Hacker News new | ask | show | jobs
by thaumasiotes 2775 days ago
> It is not that uncommon for humans to be uncertain about what they are looking at, but the first thing about such occurrences is that the human is usually aware of the fact that they are having a problem, and the second thing is that they take steps to resolve it

This is true, but step one is "move your head" (or in your words, "get a better view" -- but you get more value from just the fact that your head is in a different place than from the possibility of a better angle on whatever you're looking at).

That strategy doesn't work at all when you're trying to classify static images rather than physical objects.

2 comments

That raises the interesting question of how object recognition in streams of images is progressing, beyond being just object recognition within the individual frames. Humans are capable of extracting a lot of additional information in such situations, and are actually helped when the perspective on a given object changes. One cannot give current machine vision a pass if, through lacking this capability, it is under-performing.

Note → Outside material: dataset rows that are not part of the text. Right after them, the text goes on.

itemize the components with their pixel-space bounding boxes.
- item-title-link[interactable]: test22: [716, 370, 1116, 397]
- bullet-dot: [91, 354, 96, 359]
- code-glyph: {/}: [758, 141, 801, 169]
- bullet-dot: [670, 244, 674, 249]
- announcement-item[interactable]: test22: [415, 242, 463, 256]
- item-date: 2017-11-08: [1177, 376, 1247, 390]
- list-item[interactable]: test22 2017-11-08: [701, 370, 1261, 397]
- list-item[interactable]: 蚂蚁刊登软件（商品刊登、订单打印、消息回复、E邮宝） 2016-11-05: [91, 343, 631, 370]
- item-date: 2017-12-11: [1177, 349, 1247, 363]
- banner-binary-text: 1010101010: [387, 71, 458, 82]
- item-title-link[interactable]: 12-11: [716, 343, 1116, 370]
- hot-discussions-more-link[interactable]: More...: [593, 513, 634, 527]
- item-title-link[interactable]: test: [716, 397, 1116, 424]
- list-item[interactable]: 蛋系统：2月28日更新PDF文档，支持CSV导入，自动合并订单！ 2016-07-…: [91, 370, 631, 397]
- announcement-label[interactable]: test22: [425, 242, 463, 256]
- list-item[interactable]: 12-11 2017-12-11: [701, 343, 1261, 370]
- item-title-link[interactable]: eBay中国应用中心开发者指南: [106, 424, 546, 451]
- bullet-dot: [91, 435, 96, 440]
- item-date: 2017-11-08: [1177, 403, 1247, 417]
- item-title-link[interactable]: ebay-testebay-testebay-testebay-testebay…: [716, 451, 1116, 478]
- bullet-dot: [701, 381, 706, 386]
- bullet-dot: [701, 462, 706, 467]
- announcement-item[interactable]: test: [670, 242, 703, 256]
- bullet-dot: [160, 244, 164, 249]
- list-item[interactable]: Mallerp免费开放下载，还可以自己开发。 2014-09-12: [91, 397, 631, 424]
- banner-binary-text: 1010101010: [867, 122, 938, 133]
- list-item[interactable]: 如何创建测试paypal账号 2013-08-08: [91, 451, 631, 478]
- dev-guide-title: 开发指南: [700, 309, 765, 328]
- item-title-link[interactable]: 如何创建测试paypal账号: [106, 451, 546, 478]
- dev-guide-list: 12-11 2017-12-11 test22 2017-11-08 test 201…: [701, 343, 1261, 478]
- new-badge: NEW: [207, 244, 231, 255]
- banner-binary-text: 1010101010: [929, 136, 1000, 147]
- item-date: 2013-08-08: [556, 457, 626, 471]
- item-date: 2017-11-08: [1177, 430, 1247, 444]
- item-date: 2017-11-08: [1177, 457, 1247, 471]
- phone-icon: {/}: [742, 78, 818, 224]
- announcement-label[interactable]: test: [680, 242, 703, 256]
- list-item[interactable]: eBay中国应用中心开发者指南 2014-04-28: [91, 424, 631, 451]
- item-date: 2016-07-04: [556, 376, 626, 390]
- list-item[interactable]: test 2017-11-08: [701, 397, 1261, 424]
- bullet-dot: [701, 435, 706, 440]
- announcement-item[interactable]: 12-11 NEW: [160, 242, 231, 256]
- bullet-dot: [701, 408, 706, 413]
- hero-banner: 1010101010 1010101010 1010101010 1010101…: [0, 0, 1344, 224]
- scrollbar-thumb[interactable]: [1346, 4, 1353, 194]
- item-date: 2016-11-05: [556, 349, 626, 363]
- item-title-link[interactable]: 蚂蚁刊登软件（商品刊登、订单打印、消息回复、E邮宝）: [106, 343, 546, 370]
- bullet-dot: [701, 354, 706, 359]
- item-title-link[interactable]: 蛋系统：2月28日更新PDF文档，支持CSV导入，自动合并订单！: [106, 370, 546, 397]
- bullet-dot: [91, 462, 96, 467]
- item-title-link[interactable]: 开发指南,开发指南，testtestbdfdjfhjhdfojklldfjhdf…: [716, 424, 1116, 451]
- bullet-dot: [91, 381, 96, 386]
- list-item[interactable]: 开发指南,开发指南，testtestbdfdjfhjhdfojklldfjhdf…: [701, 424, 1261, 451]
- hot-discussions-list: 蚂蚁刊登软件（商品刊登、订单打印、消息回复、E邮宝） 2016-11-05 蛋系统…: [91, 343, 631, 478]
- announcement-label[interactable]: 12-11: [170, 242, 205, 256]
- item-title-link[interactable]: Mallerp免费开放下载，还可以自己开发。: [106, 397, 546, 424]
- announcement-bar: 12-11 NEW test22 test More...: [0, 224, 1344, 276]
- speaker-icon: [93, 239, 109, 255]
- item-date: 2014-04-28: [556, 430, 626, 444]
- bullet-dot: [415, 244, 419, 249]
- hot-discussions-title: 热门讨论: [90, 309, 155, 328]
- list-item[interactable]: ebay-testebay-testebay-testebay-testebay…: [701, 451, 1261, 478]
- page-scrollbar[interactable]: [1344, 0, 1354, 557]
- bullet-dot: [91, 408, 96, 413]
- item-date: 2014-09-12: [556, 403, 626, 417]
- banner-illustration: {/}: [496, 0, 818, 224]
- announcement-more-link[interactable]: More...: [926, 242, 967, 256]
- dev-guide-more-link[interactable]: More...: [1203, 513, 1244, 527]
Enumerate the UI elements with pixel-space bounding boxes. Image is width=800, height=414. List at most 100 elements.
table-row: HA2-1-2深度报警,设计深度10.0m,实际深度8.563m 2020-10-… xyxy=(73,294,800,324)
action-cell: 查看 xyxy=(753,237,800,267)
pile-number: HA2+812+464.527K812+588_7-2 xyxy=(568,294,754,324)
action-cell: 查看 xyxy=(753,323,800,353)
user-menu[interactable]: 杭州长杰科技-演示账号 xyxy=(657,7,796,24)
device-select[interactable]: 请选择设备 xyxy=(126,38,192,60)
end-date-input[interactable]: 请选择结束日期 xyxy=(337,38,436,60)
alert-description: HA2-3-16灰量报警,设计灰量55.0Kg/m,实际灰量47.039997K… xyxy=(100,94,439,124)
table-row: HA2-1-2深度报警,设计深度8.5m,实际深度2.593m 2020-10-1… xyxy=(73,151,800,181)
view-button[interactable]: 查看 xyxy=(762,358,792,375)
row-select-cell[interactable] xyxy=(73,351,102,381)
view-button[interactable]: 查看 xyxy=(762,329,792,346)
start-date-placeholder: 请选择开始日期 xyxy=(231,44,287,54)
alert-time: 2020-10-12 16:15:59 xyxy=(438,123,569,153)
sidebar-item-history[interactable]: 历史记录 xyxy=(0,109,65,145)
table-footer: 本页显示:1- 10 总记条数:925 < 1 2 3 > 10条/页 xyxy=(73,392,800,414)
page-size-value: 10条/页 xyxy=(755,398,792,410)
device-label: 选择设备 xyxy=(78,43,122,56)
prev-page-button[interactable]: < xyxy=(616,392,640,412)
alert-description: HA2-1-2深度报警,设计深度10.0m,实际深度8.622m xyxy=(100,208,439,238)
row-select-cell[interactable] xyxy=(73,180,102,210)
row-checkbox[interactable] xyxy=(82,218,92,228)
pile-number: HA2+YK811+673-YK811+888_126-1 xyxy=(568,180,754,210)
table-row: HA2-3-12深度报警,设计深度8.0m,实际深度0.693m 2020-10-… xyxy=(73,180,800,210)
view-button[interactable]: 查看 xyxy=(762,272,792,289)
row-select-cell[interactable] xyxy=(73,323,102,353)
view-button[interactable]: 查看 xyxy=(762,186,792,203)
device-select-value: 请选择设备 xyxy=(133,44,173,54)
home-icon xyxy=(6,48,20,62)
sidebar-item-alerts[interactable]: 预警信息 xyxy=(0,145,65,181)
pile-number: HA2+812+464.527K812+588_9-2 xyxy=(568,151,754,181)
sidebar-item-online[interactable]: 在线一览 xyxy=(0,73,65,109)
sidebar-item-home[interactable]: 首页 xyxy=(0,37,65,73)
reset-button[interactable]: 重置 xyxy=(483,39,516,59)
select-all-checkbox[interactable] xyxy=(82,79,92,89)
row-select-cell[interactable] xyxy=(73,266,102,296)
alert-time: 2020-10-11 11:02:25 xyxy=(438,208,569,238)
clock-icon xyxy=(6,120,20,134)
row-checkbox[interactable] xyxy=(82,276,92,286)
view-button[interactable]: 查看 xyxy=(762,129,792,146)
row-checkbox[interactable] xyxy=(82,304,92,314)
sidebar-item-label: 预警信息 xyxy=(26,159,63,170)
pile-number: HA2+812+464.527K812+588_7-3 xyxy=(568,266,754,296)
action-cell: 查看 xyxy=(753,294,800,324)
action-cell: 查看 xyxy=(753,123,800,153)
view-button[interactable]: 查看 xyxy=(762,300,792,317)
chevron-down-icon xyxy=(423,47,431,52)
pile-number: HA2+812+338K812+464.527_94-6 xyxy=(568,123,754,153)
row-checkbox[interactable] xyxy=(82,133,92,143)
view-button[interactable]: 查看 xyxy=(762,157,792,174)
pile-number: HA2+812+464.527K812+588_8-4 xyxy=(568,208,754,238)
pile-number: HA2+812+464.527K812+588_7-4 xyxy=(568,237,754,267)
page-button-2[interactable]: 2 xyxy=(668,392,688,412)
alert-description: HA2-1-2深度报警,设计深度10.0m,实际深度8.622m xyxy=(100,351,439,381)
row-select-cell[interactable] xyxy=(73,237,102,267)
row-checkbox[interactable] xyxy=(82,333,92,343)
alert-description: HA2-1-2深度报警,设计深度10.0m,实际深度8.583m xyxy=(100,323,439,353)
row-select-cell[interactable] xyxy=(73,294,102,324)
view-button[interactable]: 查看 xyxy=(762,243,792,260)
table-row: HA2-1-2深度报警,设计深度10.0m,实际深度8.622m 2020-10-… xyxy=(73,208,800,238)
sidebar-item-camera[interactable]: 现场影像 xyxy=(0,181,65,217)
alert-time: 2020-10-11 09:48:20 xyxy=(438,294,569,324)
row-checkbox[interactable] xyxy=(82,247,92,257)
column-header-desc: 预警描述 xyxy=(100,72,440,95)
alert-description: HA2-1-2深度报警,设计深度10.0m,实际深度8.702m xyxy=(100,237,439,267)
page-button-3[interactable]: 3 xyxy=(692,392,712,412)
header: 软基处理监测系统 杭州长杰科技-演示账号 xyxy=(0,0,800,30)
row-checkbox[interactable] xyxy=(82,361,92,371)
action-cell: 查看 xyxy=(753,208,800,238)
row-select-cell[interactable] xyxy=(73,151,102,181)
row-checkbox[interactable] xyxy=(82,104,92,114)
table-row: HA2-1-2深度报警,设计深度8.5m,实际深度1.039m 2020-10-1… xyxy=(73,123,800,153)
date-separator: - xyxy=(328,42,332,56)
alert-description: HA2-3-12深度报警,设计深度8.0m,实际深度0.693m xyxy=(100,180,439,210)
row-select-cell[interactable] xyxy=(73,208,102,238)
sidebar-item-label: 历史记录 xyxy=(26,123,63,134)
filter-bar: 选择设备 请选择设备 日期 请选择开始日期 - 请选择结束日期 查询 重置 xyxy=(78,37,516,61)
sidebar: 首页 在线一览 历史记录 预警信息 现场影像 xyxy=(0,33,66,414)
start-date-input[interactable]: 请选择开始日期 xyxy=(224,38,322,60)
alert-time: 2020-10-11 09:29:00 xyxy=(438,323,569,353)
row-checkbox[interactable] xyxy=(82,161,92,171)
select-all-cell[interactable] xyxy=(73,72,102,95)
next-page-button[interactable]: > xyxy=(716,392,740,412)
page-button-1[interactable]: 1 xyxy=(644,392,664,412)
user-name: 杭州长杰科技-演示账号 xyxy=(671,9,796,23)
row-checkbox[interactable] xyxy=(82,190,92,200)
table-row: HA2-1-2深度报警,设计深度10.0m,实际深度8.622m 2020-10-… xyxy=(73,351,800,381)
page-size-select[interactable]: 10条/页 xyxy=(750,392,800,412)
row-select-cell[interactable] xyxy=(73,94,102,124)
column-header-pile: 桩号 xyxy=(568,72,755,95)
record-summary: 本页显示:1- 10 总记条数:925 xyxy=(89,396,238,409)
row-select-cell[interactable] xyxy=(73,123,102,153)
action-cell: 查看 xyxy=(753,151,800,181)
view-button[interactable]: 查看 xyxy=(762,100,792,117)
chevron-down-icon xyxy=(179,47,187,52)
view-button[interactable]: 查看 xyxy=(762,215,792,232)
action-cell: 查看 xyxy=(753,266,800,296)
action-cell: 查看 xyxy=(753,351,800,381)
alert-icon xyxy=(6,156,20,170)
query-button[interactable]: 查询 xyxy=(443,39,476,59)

And moving one's head to get a a better view is only one thing that a human might do. Firstly, of course, we must recognize that we are having a difficulty, and current machine vision seems to be somewhat deficient in this regard. Then, even without being able to get a different perspective, we will do things like make guesses as to what might be there (using our extensive semantic models of the world) and figure out if they might be a good fit to what we see, and/or we might try to extract specific features of the problematic area and search our memories for objects that might plausibly match, bearing in mind that it might be from a different perspective than we are accustomed to. We are also quite good at estimating whether an object might be a problem for us, even if we have not positively identified it. There is a lot more to it than just moving one's head.

GP's statement applies as much to observing objects in 3D space as it does to looking at photos, where just moving your head ain't gonna help you much. Optical illusions are great to study this process, because most of them are delivered in form of flat images on paper or computer screen.
Optical illusions are delivered as flat images because moving your head doesn't affect those.